Schematrons

Schematrons in IMOP

Een schematron is een standaard manier om in het XML-domein bedrijfsregels vast te leggen. Uitgebreidere XML-georiënteerde software kan een schematron direct uitvoeren. In IMOP worden de bedrijfsregels die betrekking hebben op een enkele IMOP-module en die aan de hand van alleen de informatie in de module te controleren zijn, zoveel mogelijk in schematrons vastgelegd.

Niet alle XML-gerelateerde software kan schematrons uitvoeren. Als dat niet het geval is, dan kan een schematron worden omgezet in een XSLT versie 2.0-transformatie volgens een standaard procedé. Als service worden bij IMOP de XSLT2-transformaties uitgeleverd die geschikt zijn voor de Saxon XSLT engine. De XSLT2-vertalingen zijn getest met

De schematrons die gebruikt kunnen worden om de XML-serialisatie van een IMOP-module te valideren zijn vastgelegd in het versieoverzicht. Dat overzicht verwijst naar de schematrons met de juiste URL. De bestandsnaam voor een schematron is te herkennen aan de .sch extensie. De XSLT2-vertaling van de schematron is beschikbaar via een URL die uit de schematron-URL verkregen wordt door de .sch extensie te vervangen door .xslt.

Uitkomst van een schematron

De schematrons moeten toegepast worden op elk (geheel) XML-document dat de IMOP-module bevat. Dus niet alleen als het XML-element het rootelement van het XML-document is, maar ook als het XML-element op een andere positie in het document voorkomt.

De validatie van een XML-document via schematrons kan pas gedaan worden nadat is vastgesteld dat het XML-document valide is ten opzichte van de XML-schema's. De foutmeldingen uit XML-schema-validatie zijn afhankelijk van de gebruikte XML-parser en worden niet door STOP voorgeschreven.

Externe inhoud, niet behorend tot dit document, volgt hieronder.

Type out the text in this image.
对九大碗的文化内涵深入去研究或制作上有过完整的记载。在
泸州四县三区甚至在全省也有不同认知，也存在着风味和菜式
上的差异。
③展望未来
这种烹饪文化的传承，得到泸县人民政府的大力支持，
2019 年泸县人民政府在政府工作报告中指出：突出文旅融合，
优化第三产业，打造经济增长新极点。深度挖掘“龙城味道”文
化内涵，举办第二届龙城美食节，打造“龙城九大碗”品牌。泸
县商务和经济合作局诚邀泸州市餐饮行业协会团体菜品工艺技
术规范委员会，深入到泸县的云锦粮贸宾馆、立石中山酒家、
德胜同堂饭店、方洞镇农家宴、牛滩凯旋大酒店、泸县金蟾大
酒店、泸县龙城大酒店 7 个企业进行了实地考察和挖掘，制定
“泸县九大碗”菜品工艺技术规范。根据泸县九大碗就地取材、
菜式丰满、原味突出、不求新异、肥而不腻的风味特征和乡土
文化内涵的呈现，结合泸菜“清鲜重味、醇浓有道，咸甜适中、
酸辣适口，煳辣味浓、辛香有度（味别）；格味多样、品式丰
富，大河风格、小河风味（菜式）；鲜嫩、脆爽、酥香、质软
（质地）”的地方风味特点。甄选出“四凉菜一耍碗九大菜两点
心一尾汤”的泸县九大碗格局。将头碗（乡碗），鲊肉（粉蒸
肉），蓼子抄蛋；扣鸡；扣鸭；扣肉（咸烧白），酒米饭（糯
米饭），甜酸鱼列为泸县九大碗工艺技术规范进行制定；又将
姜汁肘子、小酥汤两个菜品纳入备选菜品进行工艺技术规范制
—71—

Als de XML-serialisatie niet aan de bedrijfsregels voldoet, dan resulteert het uitvoeren van een schematron in één of meer JSON-objecten, gescheiden door komma's (en met een komma aan het einde). Door de laatste komma weg te halen en [ ] er omheen te zetten ontstaat een valide JSON object-array. Voorbeeld van de uitkomst van een schematron:

  {
    "code": "STOP0005",
    "melding": "De alinea voor element Divisietekst met id content_o_1 bevat geen tekst. Verwijder de lege alinea",
    "ernst": "fout"
    "element": "Divisietekst",
    "eId": "content_o_1"
  },
  {
    "code": "STOP1000", 
    "melding": "De identifier /join/id/proces/pv30/2020/Instelling.Verordening bevat een punt. Dit is niet toegestaan. Verwijder de punt.",
    "ernst": "fout"
    "ID": "/join/id/proces/pv30/2020/Instelling.Verordening"
  },

Elk JSON-object in de validatieoutput heeft een veld code. Deze codes met de bijbehorend meldingen zijn opgesomd op het overzicht van de bedrijfsregels. De ernst geeft aan of het om een fout, waarschuwing of informatief gaat. De melding geeft een mensleesbare beschrijving die overeenkomt met de melding als beschreven in de bijbehorende bedrijfsregel en waarbij eventuele parameters zijn ingevuld. De overige attributen van het JSON-object betreft de parameters zoals ze in de melding verwerkt zijn.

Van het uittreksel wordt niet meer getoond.